For more than 150 years, chrome-tanning, has been the most wideused process to produce leather. Today 90 percent of the world's leather production is tanned with chromium despite it's wellknown cause risks to human health and danger to the environment.

In fact, Blacksmith Institute has placed chrome-tanning on its Top 10 Toxic Pollution Problems due to chromium contamination and high chemical oxygen demand as typical problems associated with tannery effluents, both of which can pose serious risks to the environment.

Because the process of tanning creates wastewater, the environmental footprint after the tanning process is of essence. According to research made by the Department of Environmental Sciences at Jahangirnagar University all wastes containing chromium are considered hazardous to the environment.

Leather for the production of a typical leather briefcase creates about 1000 to 4000 liters of wastewater.

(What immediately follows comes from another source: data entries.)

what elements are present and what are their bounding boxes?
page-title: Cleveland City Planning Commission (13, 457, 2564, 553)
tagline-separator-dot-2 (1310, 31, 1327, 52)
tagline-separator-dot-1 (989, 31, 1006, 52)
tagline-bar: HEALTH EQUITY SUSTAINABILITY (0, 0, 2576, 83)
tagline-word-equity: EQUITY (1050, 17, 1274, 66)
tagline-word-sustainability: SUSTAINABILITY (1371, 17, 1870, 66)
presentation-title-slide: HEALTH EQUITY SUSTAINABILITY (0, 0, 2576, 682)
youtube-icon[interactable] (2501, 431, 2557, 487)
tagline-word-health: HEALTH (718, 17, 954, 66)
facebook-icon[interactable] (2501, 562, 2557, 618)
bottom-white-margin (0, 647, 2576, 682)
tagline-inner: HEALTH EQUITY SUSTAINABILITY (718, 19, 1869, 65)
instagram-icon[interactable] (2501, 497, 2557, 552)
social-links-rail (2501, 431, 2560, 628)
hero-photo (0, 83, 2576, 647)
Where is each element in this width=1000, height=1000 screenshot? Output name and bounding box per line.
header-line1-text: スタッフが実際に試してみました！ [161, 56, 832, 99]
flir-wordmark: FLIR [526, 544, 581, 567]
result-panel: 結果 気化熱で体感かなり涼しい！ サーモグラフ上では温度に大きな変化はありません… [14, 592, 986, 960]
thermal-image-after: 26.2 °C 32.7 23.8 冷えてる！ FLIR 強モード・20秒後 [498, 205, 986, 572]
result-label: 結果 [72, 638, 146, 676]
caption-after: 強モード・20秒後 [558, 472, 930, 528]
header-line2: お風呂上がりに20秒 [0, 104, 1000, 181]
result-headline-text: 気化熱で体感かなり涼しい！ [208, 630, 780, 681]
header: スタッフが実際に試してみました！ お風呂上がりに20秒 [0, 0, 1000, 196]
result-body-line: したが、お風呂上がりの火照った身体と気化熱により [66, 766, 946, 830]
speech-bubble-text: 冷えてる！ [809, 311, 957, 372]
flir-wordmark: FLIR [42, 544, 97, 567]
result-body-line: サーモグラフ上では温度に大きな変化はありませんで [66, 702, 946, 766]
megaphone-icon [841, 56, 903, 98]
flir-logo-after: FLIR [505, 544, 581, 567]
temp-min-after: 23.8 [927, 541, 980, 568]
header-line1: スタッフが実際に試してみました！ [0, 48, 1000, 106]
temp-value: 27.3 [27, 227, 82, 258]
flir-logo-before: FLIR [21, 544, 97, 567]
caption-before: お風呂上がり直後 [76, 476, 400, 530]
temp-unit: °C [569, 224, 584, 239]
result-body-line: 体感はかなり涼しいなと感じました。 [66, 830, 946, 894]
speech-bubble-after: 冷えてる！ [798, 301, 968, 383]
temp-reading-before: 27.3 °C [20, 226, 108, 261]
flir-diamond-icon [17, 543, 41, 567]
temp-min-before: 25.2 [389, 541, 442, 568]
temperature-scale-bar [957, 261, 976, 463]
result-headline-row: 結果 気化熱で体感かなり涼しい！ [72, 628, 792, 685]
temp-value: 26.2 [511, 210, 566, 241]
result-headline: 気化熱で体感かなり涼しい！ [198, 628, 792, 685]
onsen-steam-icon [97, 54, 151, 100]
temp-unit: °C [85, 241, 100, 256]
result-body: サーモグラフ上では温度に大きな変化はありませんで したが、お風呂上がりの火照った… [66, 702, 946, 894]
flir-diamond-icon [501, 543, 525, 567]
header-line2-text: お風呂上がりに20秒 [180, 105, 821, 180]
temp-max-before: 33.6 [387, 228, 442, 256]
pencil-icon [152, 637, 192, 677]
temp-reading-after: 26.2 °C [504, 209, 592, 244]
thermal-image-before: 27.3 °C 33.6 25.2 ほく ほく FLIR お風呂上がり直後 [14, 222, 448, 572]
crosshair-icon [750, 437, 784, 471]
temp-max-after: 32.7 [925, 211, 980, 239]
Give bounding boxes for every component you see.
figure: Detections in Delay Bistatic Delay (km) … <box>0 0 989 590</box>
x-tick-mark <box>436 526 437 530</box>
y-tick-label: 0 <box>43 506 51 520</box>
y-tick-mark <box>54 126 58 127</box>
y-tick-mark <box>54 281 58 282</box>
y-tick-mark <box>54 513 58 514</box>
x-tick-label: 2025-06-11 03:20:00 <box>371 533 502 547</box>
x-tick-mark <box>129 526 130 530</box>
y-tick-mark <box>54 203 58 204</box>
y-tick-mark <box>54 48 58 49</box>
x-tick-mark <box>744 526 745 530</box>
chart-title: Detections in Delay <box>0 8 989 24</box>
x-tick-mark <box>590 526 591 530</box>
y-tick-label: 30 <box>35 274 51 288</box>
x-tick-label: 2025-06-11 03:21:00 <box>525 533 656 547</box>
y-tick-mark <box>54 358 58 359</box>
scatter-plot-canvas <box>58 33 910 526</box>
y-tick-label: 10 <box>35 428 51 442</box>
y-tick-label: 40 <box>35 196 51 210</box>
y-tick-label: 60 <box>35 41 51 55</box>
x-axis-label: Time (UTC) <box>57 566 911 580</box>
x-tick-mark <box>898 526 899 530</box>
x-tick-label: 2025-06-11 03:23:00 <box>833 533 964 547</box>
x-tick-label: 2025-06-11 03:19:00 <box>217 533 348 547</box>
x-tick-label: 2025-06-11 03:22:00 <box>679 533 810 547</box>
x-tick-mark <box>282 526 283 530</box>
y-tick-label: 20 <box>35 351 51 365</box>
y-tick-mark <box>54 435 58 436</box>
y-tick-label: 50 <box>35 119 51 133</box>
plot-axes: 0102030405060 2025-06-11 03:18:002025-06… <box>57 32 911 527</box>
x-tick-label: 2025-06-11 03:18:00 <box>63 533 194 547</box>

One can do the environmental math by using statistics from the World Bank Group that have reported that wastewater from chrome-tanning includes chromium levels of 100–400 mg/l, sulfide levels of 200–800 mg/l, high levels of fat and other solid wastes, and notable pathogen contamination.

Chromium is bad. That’s why Vakigrad in our effort to meet our principle about cleaner materials has worked with an Italian tannery to develop a vegetable tanned leather for our leather goods.